None of this means that we should turn a blind eye to the forms of corruption in social and political life but it does temper the form of our reaction by reminding us of the forms of our own corruption or sinfulness. What is important about that? It makes us realize the most important thing; our collective and individual need for the mercy and the forgiveness of God. If that is alive in us, then our judgements of ourselves and one another will have an entirely different quality to them.
“Of course, God will forgive me. That’s his job,” the German Romantic poet Heinrich Heine is famously reported to have said on his death bed. Forgiveness is proper to God, to be sure, but as we have seen we have to want it in ourselves and for one another; it can’t be taken for granted.
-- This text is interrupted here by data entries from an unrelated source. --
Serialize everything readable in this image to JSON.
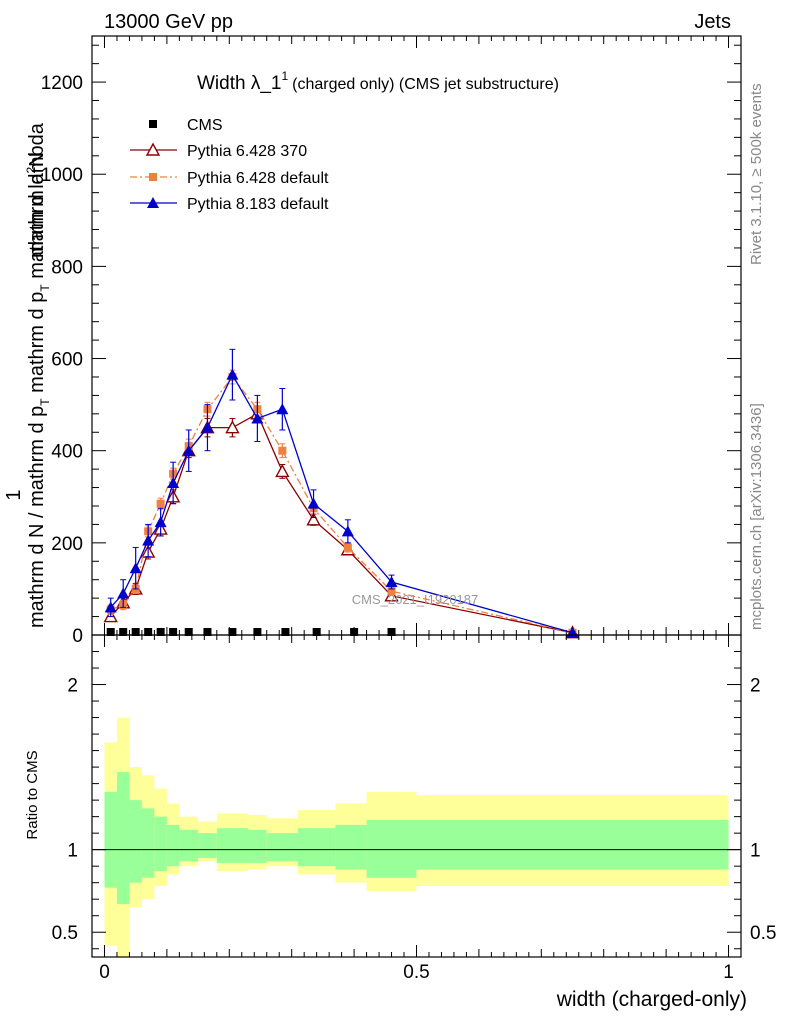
{
  "header": {
    "left_label": "13000 GeV pp",
    "right_label": "Jets"
  },
  "side_labels": {
    "rivet": "Rivet 3.1.10, ≥ 500k events",
    "mcplots": "mcplots.cern.ch [arXiv:1306.3436]"
  },
  "watermark": "CMS_2021_I1920187",
  "chart_data": [
    {
      "type": "line",
      "panel": "main",
      "title_main": "Width λ_1",
      "title_sup": "1",
      "title_rest": "(charged only) (CMS jet substructure)",
      "xlabel": "width (charged-only)",
      "ylabel_top": "1",
      "ylabel_num": "mathrm d",
      "ylabel_num_sup": "2",
      "ylabel_num2": "N",
      "ylabel_den": "mathrm d N / mathrm d p",
      "ylabel_den_sub": "T",
      "ylabel_den2": " mathrm d p",
      "ylabel_den2_sub": "T",
      "ylabel_den3": " mathrm d lambda",
      "xlim": [
        -0.02,
        1.02
      ],
      "ylim": [
        0,
        1300
      ],
      "yticks": [
        0,
        200,
        400,
        600,
        800,
        1000,
        1200
      ],
      "ytick_labels": [
        "0",
        "200",
        "400",
        "600",
        "800",
        "1000",
        "1200"
      ],
      "legend": [
        "CMS",
        "Pythia 6.428 370",
        "Pythia 6.428 default",
        "Pythia 8.183 default"
      ],
      "series": [
        {
          "name": "CMS",
          "color": "#000000",
          "marker": "square",
          "x": [
            0.01,
            0.03,
            0.05,
            0.07,
            0.09,
            0.11,
            0.135,
            0.165,
            0.205,
            0.245,
            0.29,
            0.34,
            0.4,
            0.46
          ],
          "y": [
            2,
            2,
            2,
            2,
            3,
            3,
            3,
            3,
            3,
            3,
            3,
            2,
            2,
            1
          ]
        },
        {
          "name": "Pythia 6.428 370",
          "color": "#8b0000",
          "marker": "open-triangle",
          "x": [
            0.01,
            0.03,
            0.05,
            0.07,
            0.09,
            0.11,
            0.135,
            0.165,
            0.205,
            0.245,
            0.285,
            0.335,
            0.39,
            0.46,
            0.75
          ],
          "y": [
            40,
            70,
            100,
            180,
            230,
            300,
            400,
            450,
            450,
            480,
            355,
            250,
            185,
            85,
            5
          ],
          "err": [
            10,
            12,
            12,
            15,
            15,
            15,
            15,
            20,
            20,
            15,
            15,
            12,
            10,
            8,
            2
          ]
        },
        {
          "name": "Pythia 6.428 default",
          "color": "#f08040",
          "marker": "square",
          "x": [
            0.01,
            0.03,
            0.05,
            0.07,
            0.09,
            0.11,
            0.135,
            0.165,
            0.205,
            0.245,
            0.285,
            0.335,
            0.39,
            0.46,
            0.75
          ],
          "y": [
            55,
            65,
            100,
            225,
            285,
            350,
            410,
            490,
            560,
            490,
            400,
            275,
            190,
            95,
            5
          ],
          "err": [
            10,
            10,
            10,
            12,
            12,
            12,
            15,
            15,
            15,
            15,
            15,
            12,
            10,
            8,
            2
          ]
        },
        {
          "name": "Pythia 8.183 default",
          "color": "#0000cc",
          "marker": "triangle",
          "x": [
            0.01,
            0.03,
            0.05,
            0.07,
            0.09,
            0.11,
            0.135,
            0.165,
            0.205,
            0.245,
            0.285,
            0.335,
            0.39,
            0.46,
            0.75
          ],
          "y": [
            60,
            90,
            145,
            205,
            245,
            330,
            400,
            450,
            565,
            470,
            490,
            285,
            225,
            115,
            5
          ],
          "err": [
            20,
            30,
            45,
            35,
            30,
            45,
            45,
            50,
            55,
            50,
            45,
            30,
            25,
            15,
            3
          ]
        }
      ]
    },
    {
      "type": "area",
      "panel": "ratio",
      "ylabel": "Ratio to CMS",
      "xlim": [
        -0.02,
        1.02
      ],
      "ylim": [
        0.35,
        2.3
      ],
      "xticks": [
        0,
        0.5,
        1
      ],
      "xtick_labels": [
        "0",
        "0.5",
        "1"
      ],
      "yticks": [
        0.5,
        1,
        2
      ],
      "ytick_labels": [
        "0.5",
        "1",
        "2"
      ],
      "bin_edges": [
        0,
        0.02,
        0.04,
        0.06,
        0.08,
        0.1,
        0.12,
        0.15,
        0.18,
        0.23,
        0.26,
        0.31,
        0.37,
        0.42,
        0.5,
        1.0
      ],
      "yellow_band_hi": [
        1.65,
        1.8,
        1.5,
        1.45,
        1.37,
        1.28,
        1.2,
        1.17,
        1.22,
        1.21,
        1.19,
        1.24,
        1.28,
        1.35,
        1.33
      ],
      "yellow_band_lo": [
        0.42,
        0.35,
        0.65,
        0.7,
        0.78,
        0.85,
        0.9,
        0.93,
        0.87,
        0.88,
        0.9,
        0.85,
        0.8,
        0.75,
        0.78
      ],
      "green_band_hi": [
        1.35,
        1.47,
        1.3,
        1.25,
        1.2,
        1.15,
        1.12,
        1.1,
        1.13,
        1.12,
        1.1,
        1.13,
        1.15,
        1.18,
        1.18
      ],
      "green_band_lo": [
        0.77,
        0.67,
        0.8,
        0.83,
        0.87,
        0.9,
        0.93,
        0.95,
        0.92,
        0.92,
        0.93,
        0.9,
        0.88,
        0.83,
        0.88
      ],
      "yellow_color": "#ffff99",
      "green_color": "#99ff99"
    }
  ]
}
If it is going to live in us it has to be expressed through us in our hearts and our deeds. One of the features of the Trinity season is about the practical application of the creedal principles of the faith to our lives. And so the lessons challenge us about ourselves. It is all the mercy of God but mercy in specific ways. Here it is the counter to our complacencies and self-righteousness. We are reminded of our hypocrisies so as to seek the divine mercy which alone can save us from ourselves and one another. That means taking God seriously. That, and, that alone is the real counter to the follies and the wickednesses in the high places of power and in our own hearts, too. It is the business of the Church to speak of God’s mercy. It is what Jesus says and who he is. It is what we all and always need.
“Be ye therefore merciful, as your Father is also merciful.”